Prime Minister defends Qantas decision on Taiwan sovereignty
Photo by Arpingstone via Wikimedia Commons

Prime Minister of Australia Malcolm Turnbull has jumped to defend Qantas’ controversial decision to give in to pressure from Chinese officials to no longer list Taiwan as an independent nation. This news comes after the head of Foreign Affairs called the move by China “economic coercion”.

Qantas had recently confirmed that it will be adjusting references to Taiwan on its website and marketing material to reflect that it is a part of China. Earlier in the year, China’s authority for civil aviation made demands of more than 35 airlines to remove any references that implied or suggested Taiwan was a sovereign country.

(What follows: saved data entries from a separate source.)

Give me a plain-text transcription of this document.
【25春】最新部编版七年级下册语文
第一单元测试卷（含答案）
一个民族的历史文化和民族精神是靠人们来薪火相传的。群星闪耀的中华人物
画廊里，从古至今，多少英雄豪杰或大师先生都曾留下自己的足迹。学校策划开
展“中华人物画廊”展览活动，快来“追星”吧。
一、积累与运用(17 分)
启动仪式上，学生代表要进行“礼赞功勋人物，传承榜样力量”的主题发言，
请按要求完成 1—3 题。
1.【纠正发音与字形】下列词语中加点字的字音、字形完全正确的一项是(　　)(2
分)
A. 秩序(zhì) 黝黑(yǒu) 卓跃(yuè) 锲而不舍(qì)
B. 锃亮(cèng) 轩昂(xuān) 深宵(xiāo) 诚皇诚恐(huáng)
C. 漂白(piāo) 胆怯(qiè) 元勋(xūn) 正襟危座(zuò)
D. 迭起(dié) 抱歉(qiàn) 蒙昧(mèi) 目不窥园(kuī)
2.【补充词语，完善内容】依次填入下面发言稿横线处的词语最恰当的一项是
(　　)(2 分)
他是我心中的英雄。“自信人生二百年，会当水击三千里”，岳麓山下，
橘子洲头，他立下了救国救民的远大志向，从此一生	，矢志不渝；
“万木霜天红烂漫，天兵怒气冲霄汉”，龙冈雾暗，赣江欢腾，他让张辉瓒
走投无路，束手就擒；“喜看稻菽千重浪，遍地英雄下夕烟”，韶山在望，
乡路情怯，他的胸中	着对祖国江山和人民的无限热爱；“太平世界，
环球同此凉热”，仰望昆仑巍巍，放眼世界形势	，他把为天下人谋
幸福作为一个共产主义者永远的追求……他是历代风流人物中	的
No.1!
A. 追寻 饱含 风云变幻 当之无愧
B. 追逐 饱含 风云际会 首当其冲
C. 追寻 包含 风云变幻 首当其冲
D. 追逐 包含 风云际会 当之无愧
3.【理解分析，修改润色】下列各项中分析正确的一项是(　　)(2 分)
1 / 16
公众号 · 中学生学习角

The Chinese concerns were focused on every last mention of Taiwan, such as in drop down menus on websites when selecting destinations.

CEO of Qantas, Alan Joyce, has defended the decision by his airline saying that it was only following existing Australian foreign policy.

Mr Joyce said that commercial airlines did not have a say in what a country was labelled as and that Qantas was not doing anything different than the Australian government. He went on to say that he thought this was “the case for a lot of airlines”.

Prime Minister Turnbull agreed with Mr Joyce, saying that the matter was for Qantas to decide. He said that while Australia “of course” dealt with Taiwan, that we also have a “one China policy”.

Marise Payne, the federal Defence Minister, suggested that China should not be interfering with the operations of private business.  British Airways seems to have followed China’s directive, with its website now listing Taiwan as a region in China.

American Airlines has confirmed that it received the letter from China but has not made any further comments and has not changed any material, online or otherwise.

Leader of the Opposition, Bill Shorten, said that this was a “complex issue” for Qantas and that he would “rather that hadn’t happened”. However, Mr Shorten disclaimed that it was a “business decision for Qantas” and that he did not intend to dictate what they should do with “their airline”.